Dalam seminar yang juga mendapat dukungan dari Dinas Pendidikan DKI Jakarta ini, Irwan menjelaskan di bawah Jakarta ada lapisan sedimen yang tebal, walau begitu kerentanan di Jakarta juga tinggi. “Potensi bencana besar itu lebih karena kepadatan penduduk yang tinggal di hunian berhimpitan sangat banyak. Rumah dan gedung-gedung di Ibukota struktur bangunannya tidak dirancang untuk tahan gempa,” jelas Irwan.
Apalagi, tambah Irwan, sejarah pernah mencatat Jakarta pernah terdampak gempa besar pada tahun 1699 akibat rambatan gempa yang terjadi di Jawa Barat saat itu. Asia Research Institute juga pernah merilis makalah “Historical Evidence for Major Tsunamis in the Java Subduction Zone” yang menjelaskan gempa di masa Batavia itu terjadi selama tiga perempat hingga satu jam.
Irwan yang menjadi anggota tim revisi peta gempa Indonesia yang melakukan penelitian pada radius 500 km dari pusat kota Jakarta, mengungkap ada 12 sumber gempa yang mengelilingi Jakarta. Dan itu membuat Jakarta sangat rawan gempa besar. Para pakar gempa juga sudah membicarakan adanya sesar atau patahan di Jakarta yang meintang dari daerah Ciputat sampai ke wilayah Kota. Patahan yang disebut ‘Sesar Ciputat’ ini tergolong patahan tua yang berada dalam kondisi tidak aktif. Namun bukan berarti tak bisa bangun, jika patahan tua ini mendapat rangsangan dari satu gempa kuat di atas 7 SR maka maka Sesar Ciputat akan aktif. Beruntung Jakarta belum pernah alami gempa sebesar itu, setidaknya dalam dua abad terakhir.
“Akan lebih baik jika Jakarta bisa mengantisipasi lewat upaya-upaya mitigasi. Salah satu yang terbaik ya menyiapkan Sekolah Siaga Bencana ini, sangat strategis. Mitigasi adalah investasi pencegahan bencana, yang jika setelah terjadinya bencana kita tak perlu lagi keluar dana besar,” papar Irwan. Irwan juga menyebut upaya mengembangkan Sekolah Siaga Bencana ini menjadi semacam gerakan kerelawanan yang digerakkan oleh para pelajar.
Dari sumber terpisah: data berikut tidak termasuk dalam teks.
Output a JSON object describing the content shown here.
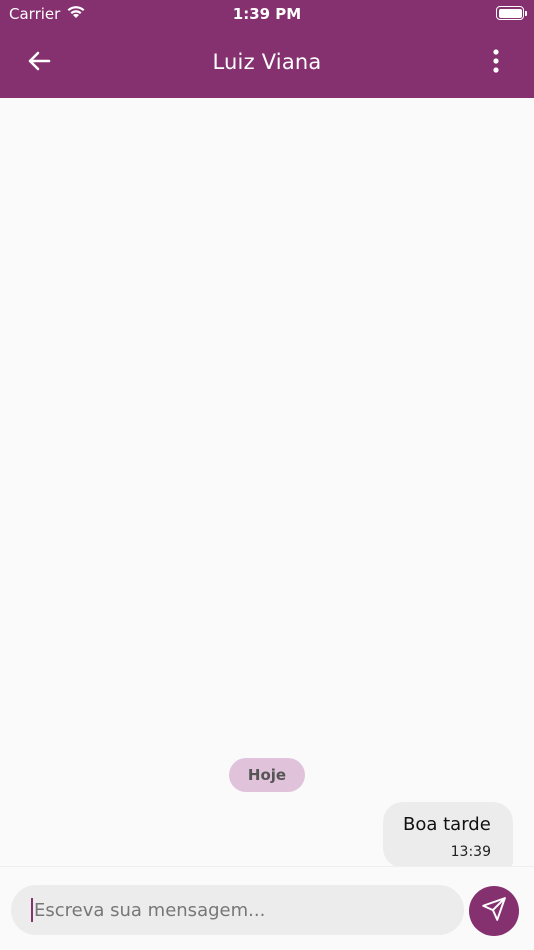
{
  "status_bar": {
    "carrier": "Carrier",
    "time": "1:39 PM",
    "wifi_icon": "wifi-icon",
    "battery_icon": "battery-icon"
  },
  "app_bar": {
    "title": "Luiz Viana",
    "back_icon": "arrow-left-icon",
    "menu_icon": "more-vertical-icon",
    "background_color": "#85306f"
  },
  "chat": {
    "date_separator": "Hoje",
    "messages": [
      {
        "text": "Boa tarde",
        "time": "13:39",
        "sender": "me"
      }
    ]
  },
  "composer": {
    "placeholder": "Escreva sua mensagem...",
    "send_icon": "send-icon",
    "accent_color": "#85306f"
  }
}
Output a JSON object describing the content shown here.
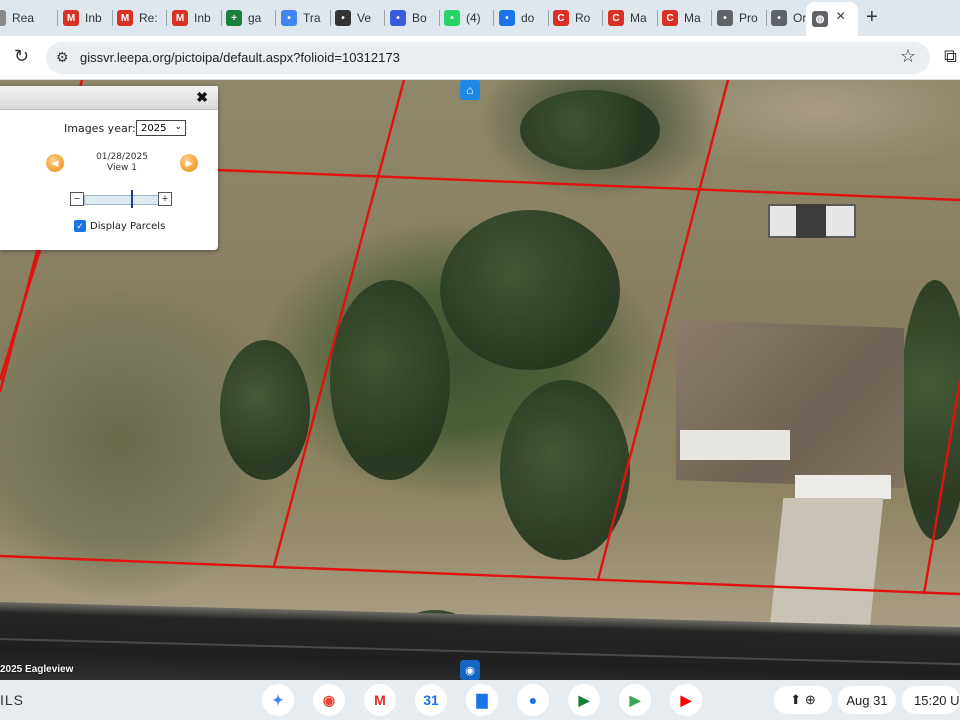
{
  "browser": {
    "tabs": [
      {
        "label": "Rea",
        "favicon": "page-icon",
        "color": "#8a8a8a"
      },
      {
        "label": "Inb",
        "favicon": "gmail-icon",
        "color": "#d93025"
      },
      {
        "label": "Re:",
        "favicon": "gmail-icon",
        "color": "#d93025"
      },
      {
        "label": "Inb",
        "favicon": "gmail-icon",
        "color": "#d93025"
      },
      {
        "label": "ga",
        "favicon": "sheets-icon",
        "color": "#188038"
      },
      {
        "label": "Tra",
        "favicon": "translate-icon",
        "color": "#4285f4"
      },
      {
        "label": "Ve",
        "favicon": "openai-icon",
        "color": "#333333"
      },
      {
        "label": "Bo",
        "favicon": "bolt-icon",
        "color": "#3b5bdb"
      },
      {
        "label": "(4)",
        "favicon": "whatsapp-icon",
        "color": "#25d366"
      },
      {
        "label": "do",
        "favicon": "smile-icon",
        "color": "#1a73e8"
      },
      {
        "label": "Ro",
        "favicon": "c-icon",
        "color": "#d93025"
      },
      {
        "label": "Ma",
        "favicon": "c-icon",
        "color": "#d93025"
      },
      {
        "label": "Ma",
        "favicon": "c-icon",
        "color": "#d93025"
      },
      {
        "label": "Pro",
        "favicon": "globe-icon",
        "color": "#5f6368"
      },
      {
        "label": "On",
        "favicon": "globe-icon",
        "color": "#5f6368"
      }
    ],
    "active_tab": {
      "favicon": "globe-icon",
      "close": "×"
    },
    "new_tab": "+",
    "url": "gissvr.leepa.org/pictoipa/default.aspx?folioid=10312173"
  },
  "panel": {
    "close": "✖",
    "images_year_label": "Images year:",
    "images_year_value": "2025",
    "date": "01/28/2025",
    "view": "View 1",
    "slider_minus": "−",
    "slider_plus": "+",
    "slider_value": 0.62,
    "display_parcels_label": "Display Parcels",
    "display_parcels_checked": true
  },
  "map": {
    "copyright": "2025 Eagleview"
  },
  "shelf": {
    "left_text": "ILS",
    "apps": [
      {
        "name": "gemini-icon",
        "color": "#4285f4",
        "glyph": "✦"
      },
      {
        "name": "chrome-icon",
        "color": "#ea4335",
        "glyph": "◉"
      },
      {
        "name": "gmail-icon",
        "color": "#d93025",
        "glyph": "M"
      },
      {
        "name": "calendar-icon",
        "color": "#1a73e8",
        "glyph": "31"
      },
      {
        "name": "files-icon",
        "color": "#1a73e8",
        "glyph": "▇"
      },
      {
        "name": "messages-icon",
        "color": "#1a73e8",
        "glyph": "●"
      },
      {
        "name": "meet-icon",
        "color": "#188038",
        "glyph": "▶"
      },
      {
        "name": "play-store-icon",
        "color": "#34a853",
        "glyph": "▶"
      },
      {
        "name": "youtube-icon",
        "color": "#ff0000",
        "glyph": "▶"
      }
    ],
    "date": "Aug 31",
    "time": "15:20",
    "time_suffix": "U"
  }
}
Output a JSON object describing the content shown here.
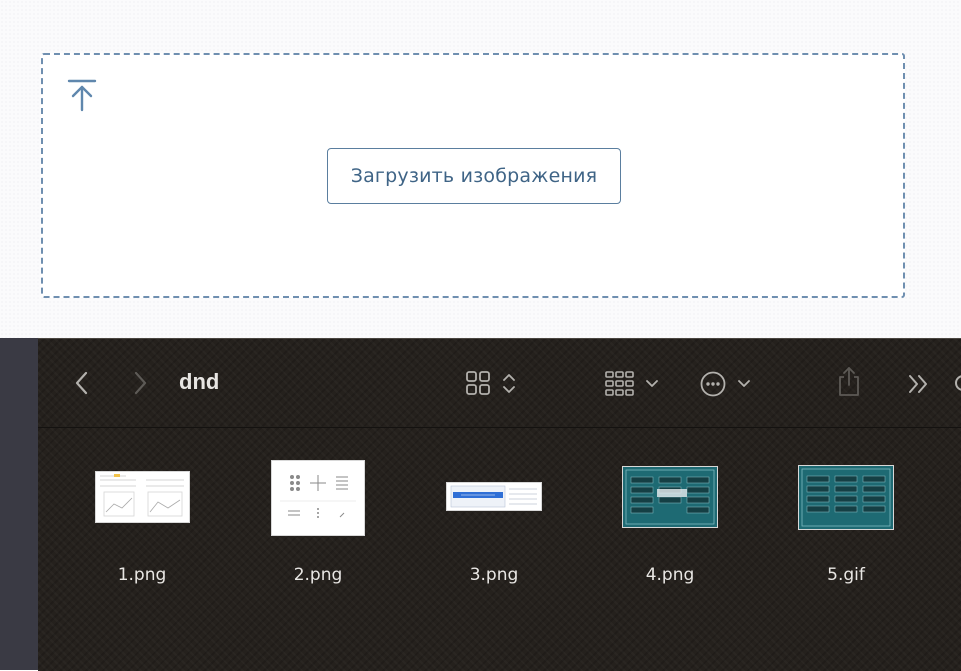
{
  "upload": {
    "button_label": "Загрузить изображения",
    "icon": "upload-arrow-icon",
    "accent_color": "#5a7e9f"
  },
  "finder": {
    "folder_title": "dnd",
    "toolbar": {
      "back_icon": "chevron-left-icon",
      "forward_icon": "chevron-right-icon",
      "view_icon": "grid-view-icon",
      "group_icon": "group-by-icon",
      "action_icon": "more-actions-icon",
      "share_icon": "share-icon",
      "overflow_icon": "double-chevron-icon"
    },
    "files": [
      {
        "name": "1.png",
        "icon": "image-thumbnail"
      },
      {
        "name": "2.png",
        "icon": "image-thumbnail"
      },
      {
        "name": "3.png",
        "icon": "image-thumbnail"
      },
      {
        "name": "4.png",
        "icon": "image-thumbnail"
      },
      {
        "name": "5.gif",
        "icon": "image-thumbnail"
      }
    ]
  }
}
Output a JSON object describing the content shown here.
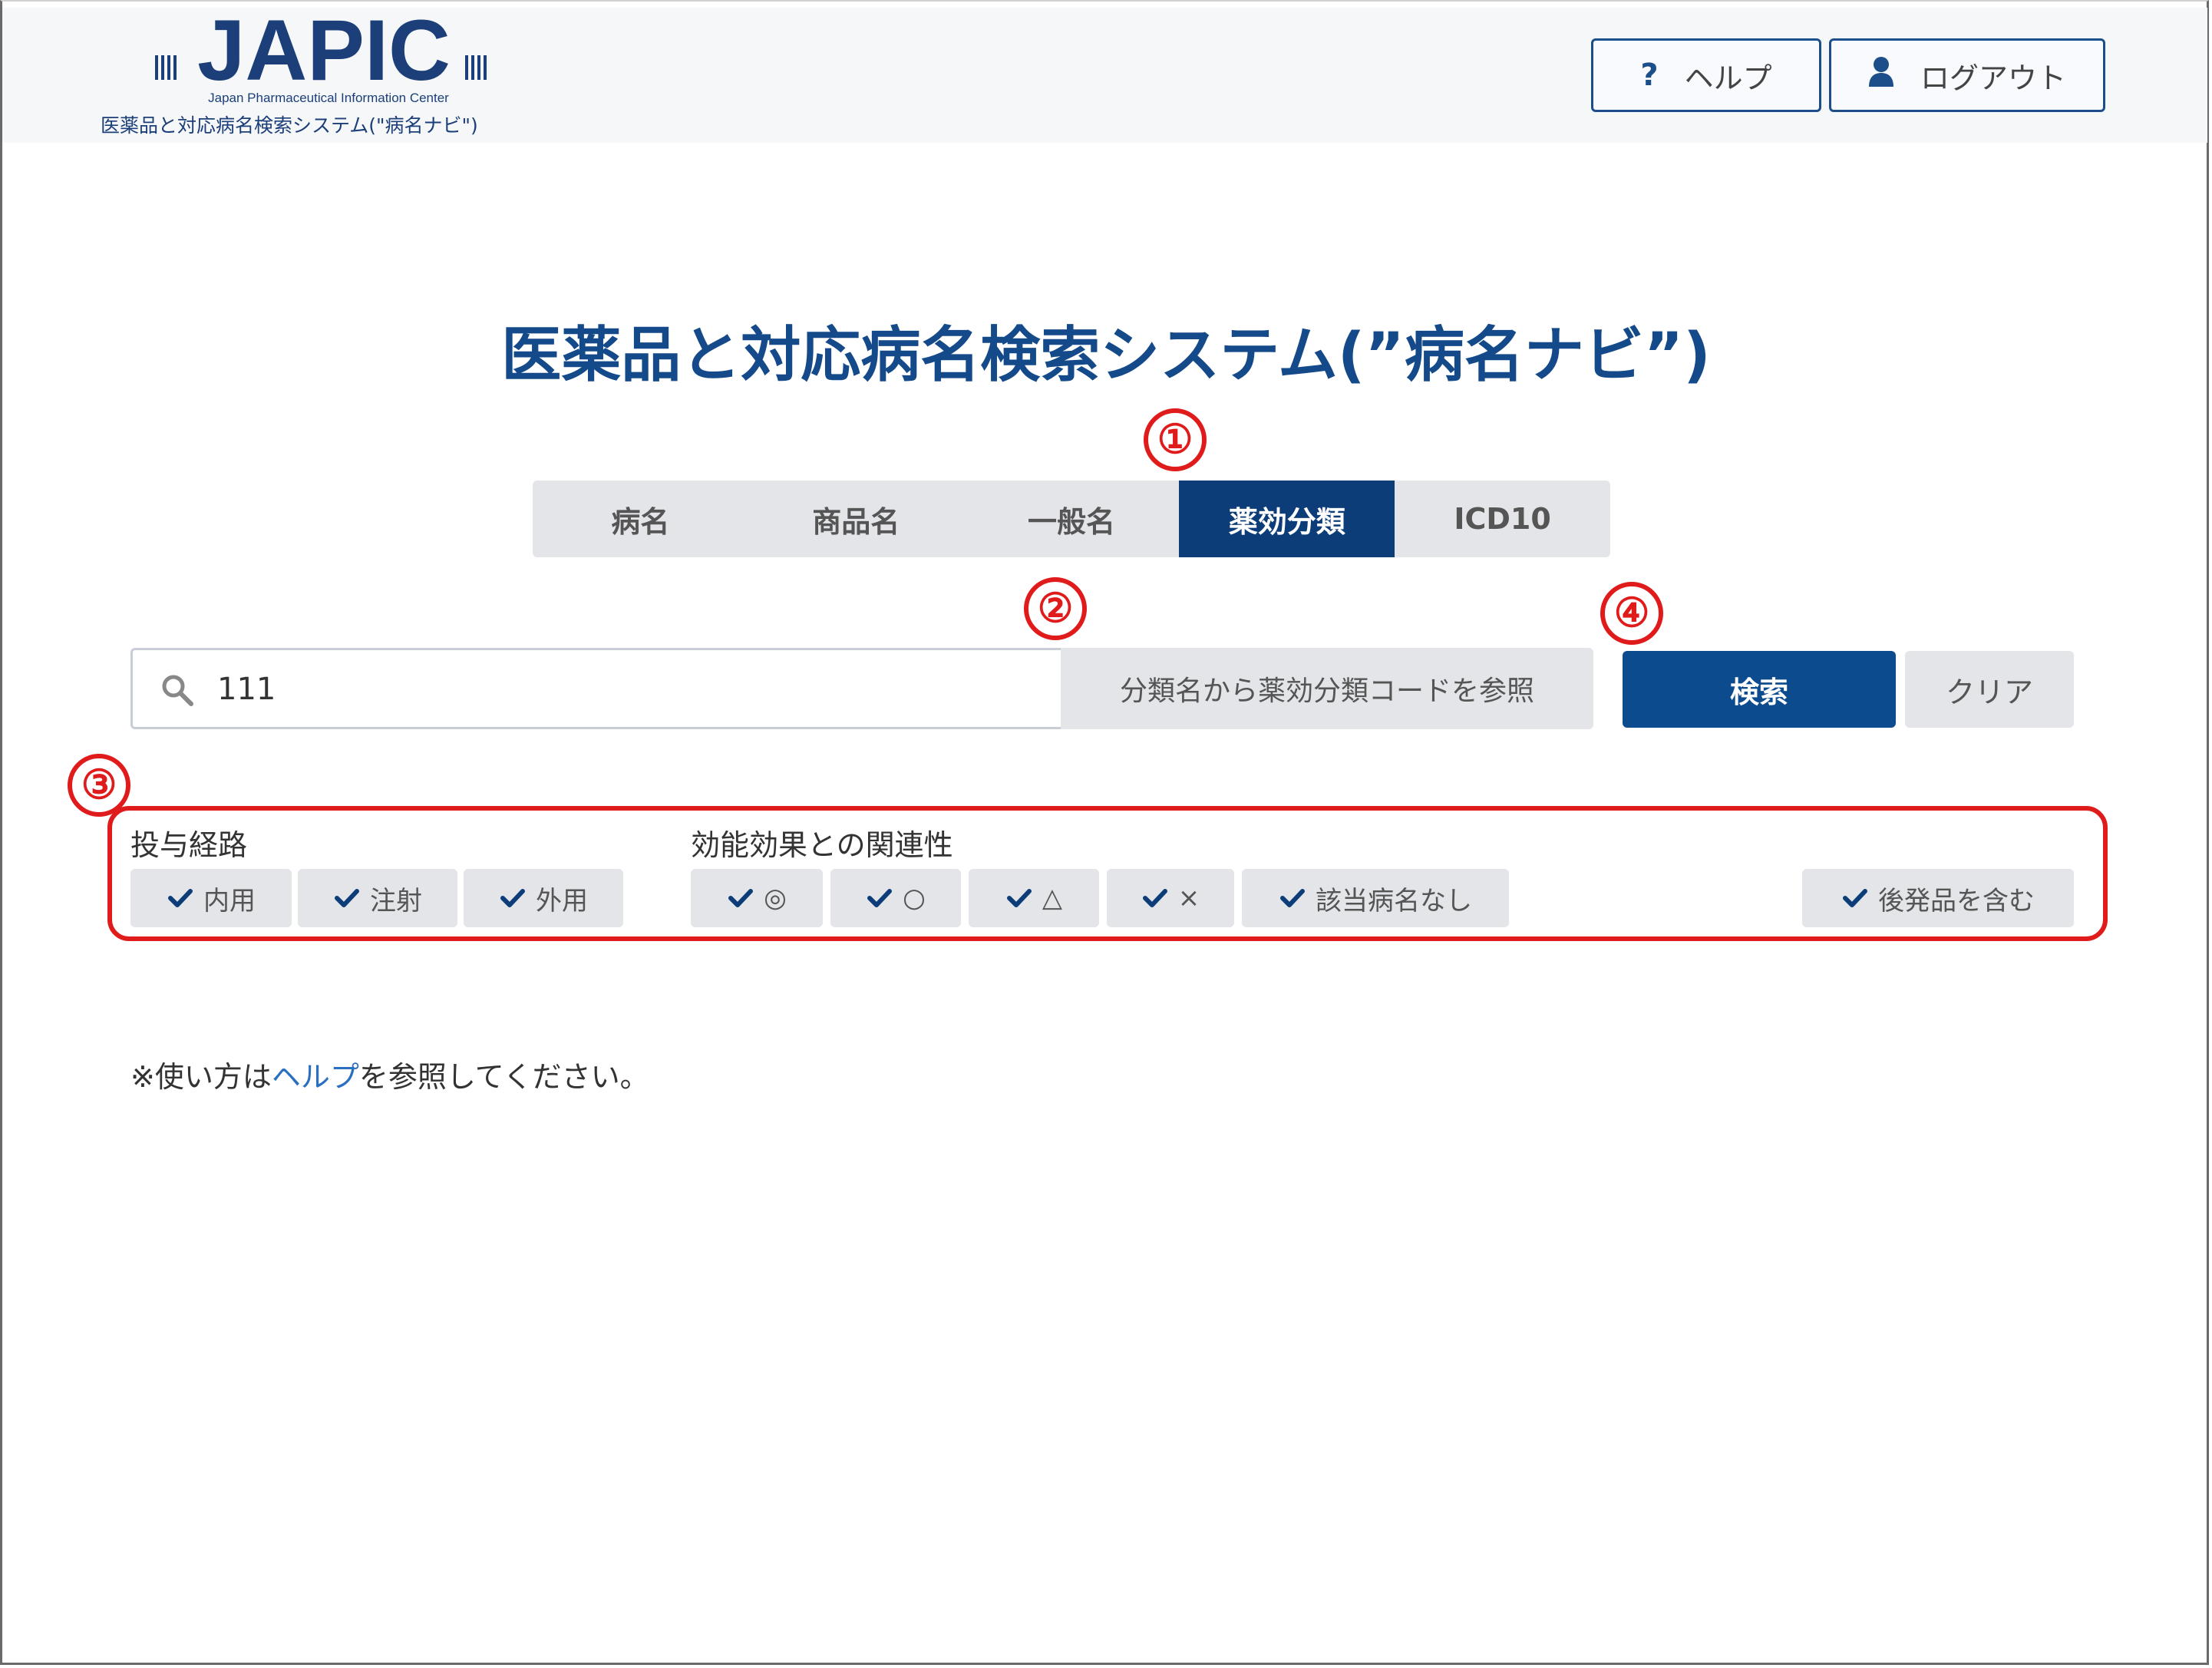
{
  "header": {
    "logo_text": "JAPIC",
    "logo_sub": "Japan Pharmaceutical Information Center",
    "logo_jp": "医薬品と対応病名検索システム(\"病名ナビ\")",
    "help_label": "ヘルプ",
    "logout_label": "ログアウト",
    "help_icon": "question-icon",
    "logout_icon": "user-icon"
  },
  "page_title": "医薬品と対応病名検索システム(”病名ナビ”)",
  "markers": [
    "①",
    "②",
    "③",
    "④"
  ],
  "tabs": [
    {
      "label": "病名",
      "active": false
    },
    {
      "label": "商品名",
      "active": false
    },
    {
      "label": "一般名",
      "active": false
    },
    {
      "label": "薬効分類",
      "active": true
    },
    {
      "label": "ICD10",
      "active": false
    }
  ],
  "search": {
    "value": "111",
    "ref_button": "分類名から薬効分類コードを参照",
    "search_button": "検索",
    "clear_button": "クリア"
  },
  "filters": {
    "route_label": "投与経路",
    "route_chips": [
      "内用",
      "注射",
      "外用"
    ],
    "relevance_label": "効能効果との関連性",
    "relevance_chips": [
      "◎",
      "○",
      "△",
      "×",
      "該当病名なし"
    ],
    "generic_chip": "後発品を含む"
  },
  "note": {
    "prefix": "※使い方は",
    "link": "ヘルプ",
    "suffix": "を参照してください。"
  },
  "colors": {
    "primary": "#0c3d78",
    "accent_red": "#e01b1b",
    "chip_bg": "#e3e5e8"
  }
}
Karsono, dari Departemen Komunikasi Bank Indonesia, menjelaskan pembentukan Sekolah Siaga Bencana yang menyasar pelajar lebih karena pihaknya memandang pelajar adalah aset bangsa. “Kami memilih siswa SMU karena pemahaman manajemen Sekolah Siaga Bencana ini lebih tepat mereka yang lakukan. Ada 30 sekolah yang akan didampingi dan dipersiapkan sebagai Sekolah Siaga Bencana dalam 6 bulan ke depan”, papar Karsono. Karsono menambahkan kegiatan ini merupakan program Bank Indonesia untuk membantu sosialisasi mitigasi bencana yang sudah dilakukan oleh berbagai pihak selama ini.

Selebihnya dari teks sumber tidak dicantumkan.